Lorsqu'elle descendit du RER, elle fut surprise par la chaleur qui régnait sur le quai car la matinée était à peine entamée. Elle franchit la passerelle, se retrouva dans la gare et, sur le parvis, elle remarqua tout de suite la voiture de Christine qui l'attendait.

– Alors ma chérie, quoi de neuf ? Tu vas toujours à la PMC demain soir ?

– Bien sûr, comme tous les samedis ! Si tu savais comme je me sens utile, Christine ! Quand je suis là-bas, je ne pense à rien d'autre, je sais que je suis à ma place, tu comprends ?

– Bien sûr, je comprends. Et au moins, tu ne le fais plus pour horripiler ta mère !

Claire sourit. Christine avait raison. Au début, quand elle avait commencé ses activités dans l'association d'aide aux prostituées, c'avait été pour exaspérer sa mère. Mais à présent, c'était différent. Elle le faisait pour elle, pour elles, toutes ces femmes qui avaient besoin d'aide et d'attention sincère.

– C'est vrai. Je suis si heureuse de donner de ma personne ! Pour moi, c'est ça le sens de l'engagement. Si on ne donne pas de son temps, on ne donne rien !

– Tu es intransigeante, Claire et même si tu as raison, je pense que tu ne devrais pas provoquer ta mère.

– Elle le mérite, Christine.

Claire employa un ton buté pour dissuader sa vieille amie de rester sur ce terrain. Elles demeurèrent silencieuses un moment et Claire observa Christine, concentrée sur la conduite.
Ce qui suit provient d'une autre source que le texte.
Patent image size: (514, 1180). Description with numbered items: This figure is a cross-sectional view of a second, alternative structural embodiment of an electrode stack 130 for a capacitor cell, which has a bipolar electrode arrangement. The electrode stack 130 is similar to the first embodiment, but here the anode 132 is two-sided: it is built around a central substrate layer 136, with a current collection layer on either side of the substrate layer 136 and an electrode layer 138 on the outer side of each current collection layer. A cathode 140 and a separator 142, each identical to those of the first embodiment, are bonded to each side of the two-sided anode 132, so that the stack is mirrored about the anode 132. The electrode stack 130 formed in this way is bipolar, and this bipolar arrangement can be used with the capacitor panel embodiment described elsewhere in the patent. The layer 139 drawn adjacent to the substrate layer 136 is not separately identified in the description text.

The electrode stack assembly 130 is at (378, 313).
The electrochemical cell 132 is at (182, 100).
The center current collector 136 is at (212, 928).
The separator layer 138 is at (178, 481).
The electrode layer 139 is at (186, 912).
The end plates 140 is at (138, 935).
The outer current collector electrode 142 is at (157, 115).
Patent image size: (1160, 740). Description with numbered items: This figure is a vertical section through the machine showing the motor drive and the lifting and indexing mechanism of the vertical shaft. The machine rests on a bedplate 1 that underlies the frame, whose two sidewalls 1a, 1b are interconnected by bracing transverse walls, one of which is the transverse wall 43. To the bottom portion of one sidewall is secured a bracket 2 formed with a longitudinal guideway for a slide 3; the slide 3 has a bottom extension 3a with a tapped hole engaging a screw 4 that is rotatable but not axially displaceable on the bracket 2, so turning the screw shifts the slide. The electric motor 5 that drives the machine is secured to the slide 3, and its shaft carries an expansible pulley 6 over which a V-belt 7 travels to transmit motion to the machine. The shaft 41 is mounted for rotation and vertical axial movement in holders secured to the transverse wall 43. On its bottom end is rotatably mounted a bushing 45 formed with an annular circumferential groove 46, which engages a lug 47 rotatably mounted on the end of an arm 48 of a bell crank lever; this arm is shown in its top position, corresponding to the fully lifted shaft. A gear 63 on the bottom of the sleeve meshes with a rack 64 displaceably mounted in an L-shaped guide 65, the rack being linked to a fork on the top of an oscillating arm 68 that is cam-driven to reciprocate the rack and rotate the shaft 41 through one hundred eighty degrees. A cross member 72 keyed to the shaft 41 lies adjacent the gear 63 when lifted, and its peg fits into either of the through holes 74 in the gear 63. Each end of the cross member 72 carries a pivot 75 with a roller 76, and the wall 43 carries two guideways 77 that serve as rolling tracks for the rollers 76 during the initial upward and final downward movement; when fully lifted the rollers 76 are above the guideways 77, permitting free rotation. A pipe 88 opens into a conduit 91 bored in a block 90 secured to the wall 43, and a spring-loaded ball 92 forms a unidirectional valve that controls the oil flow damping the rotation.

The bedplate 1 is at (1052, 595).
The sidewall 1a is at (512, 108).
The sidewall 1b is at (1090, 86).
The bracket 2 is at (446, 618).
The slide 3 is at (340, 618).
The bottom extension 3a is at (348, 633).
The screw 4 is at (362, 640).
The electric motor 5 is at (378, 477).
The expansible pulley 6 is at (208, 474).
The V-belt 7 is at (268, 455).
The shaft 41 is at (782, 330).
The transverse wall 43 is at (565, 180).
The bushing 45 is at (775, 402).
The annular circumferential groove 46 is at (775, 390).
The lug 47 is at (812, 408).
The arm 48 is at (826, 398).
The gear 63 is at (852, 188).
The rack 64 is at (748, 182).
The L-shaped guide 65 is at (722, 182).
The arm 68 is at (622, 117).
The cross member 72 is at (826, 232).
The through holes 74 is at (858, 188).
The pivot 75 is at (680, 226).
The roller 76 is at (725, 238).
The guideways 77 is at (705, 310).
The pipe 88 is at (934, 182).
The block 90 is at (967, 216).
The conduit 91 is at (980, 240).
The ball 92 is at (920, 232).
C'était une femme d'une cinquantaine d'année dont les cheveux étaient beaucoup plus sel que poivre depuis longtemps déjà. Au coin de sa bouche et de ses yeux, des rides profondes trahissaient les rudes épreuves qu'elle avait traversées mais ses yeux bleus, très doux apaisaient toujours Claire. Et, en cet instant où elle était si anxieuse à cause d'Alex, elle avait besoin de paix. La voiture franchit le portail d'un joli pavillon et les deux femmes sortirent du véhicule et pénétrèrent dans la maison.

– On va s'installer sur la terrasse, je vais faire du thé ? Tu préfères un café, Claire ?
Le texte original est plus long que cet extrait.